Grab a Sage One 6wt on clearance before they're all gone. They can handle slot+ reds if you have good brakes.


----------



## E-money (Jul 7, 2016)

BM_Barrelcooker said:


> I carry an 8weght gl 2. For windy and diffeeent conditions.
> I also carry my favorite rod : Helios 2 in 5wt that fishes like a 6. It casts like a dream and I've caught some huge bass on it as well as reds up to 15# and various carp ,hybrids and Gar .
> I've broken it a few times too and they send me a new section.
> 
> Just find something that you are comfortable with and can handle the flies you are throwing.


My 8 wt H2 just broke recently and I had to send it off. They have had it for 4 weeks now. Not too pumped about that. I am getting a lot of feedback from guys fishing H2's that they break pretty frequently.

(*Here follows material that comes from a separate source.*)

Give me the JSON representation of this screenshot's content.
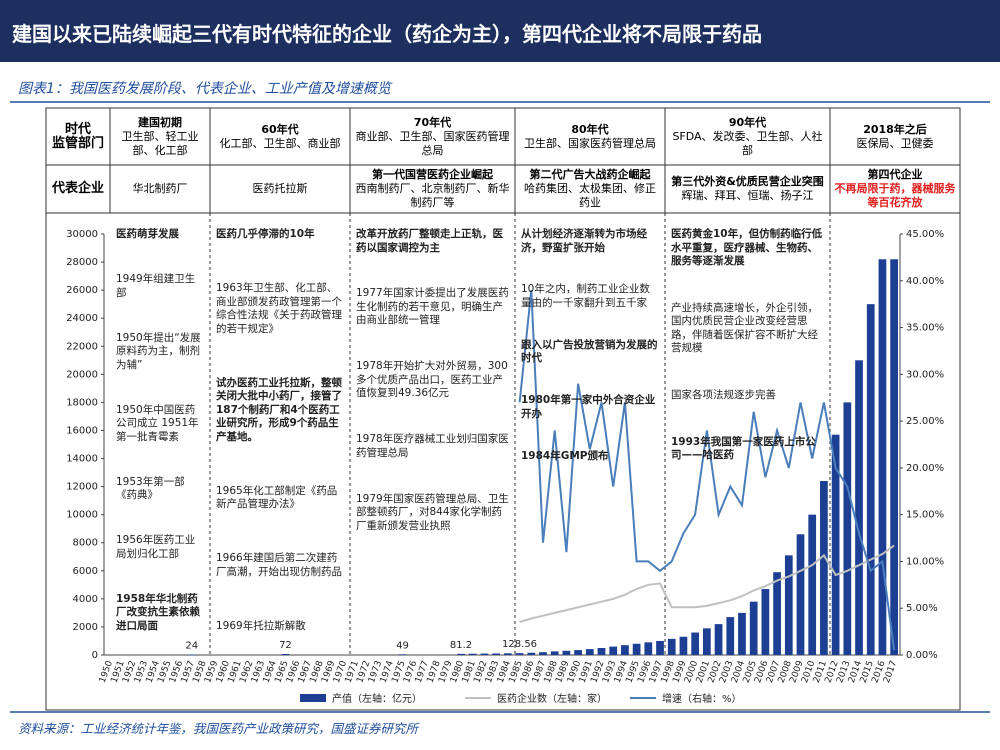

Hope I don't continue to have this kind of experience.

But it has given me time to dedicate to my 7 wt and I am really liking it. With the RW Bermuda shorts it throws every bit as good as my 8 in the wind.


----------



## BM_Barrelcooker (May 4, 2011)

The first time I sent one in it took forever. 

After that I always let them know it was urgent !!! When I got my repair order. 

The last one was just a few days. 

Make sure to call them instead of just email.


----------



## el9surf (Dec 23, 2008)

crboggs said:


> Grab a Sage One 6wt on clearance before they're all gone. They can handle slot+ reds if you have good brakes.


X2 awesome rod!


----------



## Stevie (Jun 27, 2017)

For the TX Coast my favorite rod is the G Loomis Pro-! GLX 7 weight with Rio Redfish line. Plenty of back bone for fish fighting and casting into the wind. Very accurate. Super light.


----------